Unfortunately, with that wish only in pencil and not legally binding, Ruth’s husband Henry (Anthony Hopkins) and their children decide to ignore it. Yet, Margaret has worked her way into the Wilcox family and soon Henry asks her to marry him.
While Margaret is getting closer to the high class Wilcoxes, Helen has taken an interest in a poor working class man and his fiancé. She first meets Leonard Bast (Samuel West) at a lecture on Beethoven and is immediately excited to find someone else who enjoys the arts. Helen tries to encourage Leonard’s romantic ideas and hobbies, like astronomy, but in the end some bad advice causes him to lose everything and Helen feels responsible.

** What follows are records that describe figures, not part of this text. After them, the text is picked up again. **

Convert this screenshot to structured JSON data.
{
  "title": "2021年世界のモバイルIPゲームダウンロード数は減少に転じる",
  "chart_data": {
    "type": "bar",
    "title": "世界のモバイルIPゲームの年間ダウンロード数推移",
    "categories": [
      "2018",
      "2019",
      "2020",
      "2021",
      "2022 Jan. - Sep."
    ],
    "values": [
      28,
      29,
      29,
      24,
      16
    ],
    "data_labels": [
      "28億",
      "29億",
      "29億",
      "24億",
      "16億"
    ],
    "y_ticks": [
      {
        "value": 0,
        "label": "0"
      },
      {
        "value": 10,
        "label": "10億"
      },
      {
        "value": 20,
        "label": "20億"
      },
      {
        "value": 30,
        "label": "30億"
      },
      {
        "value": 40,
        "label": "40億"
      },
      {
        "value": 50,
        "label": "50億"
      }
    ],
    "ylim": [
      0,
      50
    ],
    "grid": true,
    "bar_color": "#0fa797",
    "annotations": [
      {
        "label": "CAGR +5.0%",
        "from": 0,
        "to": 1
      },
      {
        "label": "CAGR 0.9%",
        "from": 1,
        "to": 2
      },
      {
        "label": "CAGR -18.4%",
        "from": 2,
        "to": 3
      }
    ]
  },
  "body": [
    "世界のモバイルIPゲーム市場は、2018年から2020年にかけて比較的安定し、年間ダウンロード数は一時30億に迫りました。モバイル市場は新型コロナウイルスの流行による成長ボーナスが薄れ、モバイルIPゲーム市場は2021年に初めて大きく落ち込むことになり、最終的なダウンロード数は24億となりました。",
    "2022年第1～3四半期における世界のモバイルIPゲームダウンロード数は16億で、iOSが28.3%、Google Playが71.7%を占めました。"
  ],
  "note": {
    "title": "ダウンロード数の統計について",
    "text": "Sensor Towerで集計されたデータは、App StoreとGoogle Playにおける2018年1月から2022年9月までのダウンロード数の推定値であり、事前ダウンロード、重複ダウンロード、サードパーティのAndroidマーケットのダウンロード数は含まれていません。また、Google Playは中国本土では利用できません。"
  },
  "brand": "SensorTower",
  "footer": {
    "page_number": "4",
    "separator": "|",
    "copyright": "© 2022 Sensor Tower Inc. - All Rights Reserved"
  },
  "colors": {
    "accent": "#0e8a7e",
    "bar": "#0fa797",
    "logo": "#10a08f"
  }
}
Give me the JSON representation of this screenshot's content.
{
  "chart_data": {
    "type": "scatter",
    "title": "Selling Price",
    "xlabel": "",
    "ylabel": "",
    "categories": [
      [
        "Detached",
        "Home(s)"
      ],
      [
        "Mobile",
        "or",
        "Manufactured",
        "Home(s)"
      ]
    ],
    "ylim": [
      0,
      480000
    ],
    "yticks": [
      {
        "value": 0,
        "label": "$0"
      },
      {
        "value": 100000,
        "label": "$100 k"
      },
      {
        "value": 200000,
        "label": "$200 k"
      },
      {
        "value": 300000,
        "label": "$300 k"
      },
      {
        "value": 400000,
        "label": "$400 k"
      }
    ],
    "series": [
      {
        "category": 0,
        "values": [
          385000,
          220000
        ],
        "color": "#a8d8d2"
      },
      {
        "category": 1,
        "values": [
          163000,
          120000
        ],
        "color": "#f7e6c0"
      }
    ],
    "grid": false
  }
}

Thompson’s performance as Margaret is astounding. As the central character in the story, she’s pulled in all directions, from high class with Henry and Ruth, down to the low with Helen and poor Leonard. But with such poise and charisma, she’s always the level headed one, even when things are crumbling around her. It’s this strong, versatile role that Thompson executes with ease that earned her the Oscar for Best Actress.
I have not read the novel, but I’ve heard that the film does it justice, so if you are interested in a film adaptation, I would recommend Howard’s End. If you enjoy Emma Thompson, Helena Bonham Carter or Anthony Hopkins, their performances are a treat and would also recommend this film for you. But if social class dramas in turn of the century England sounds boring to you, you’ll probably be a little bored.
“The poor are the poor, and one’s sorry for them – but there it is.”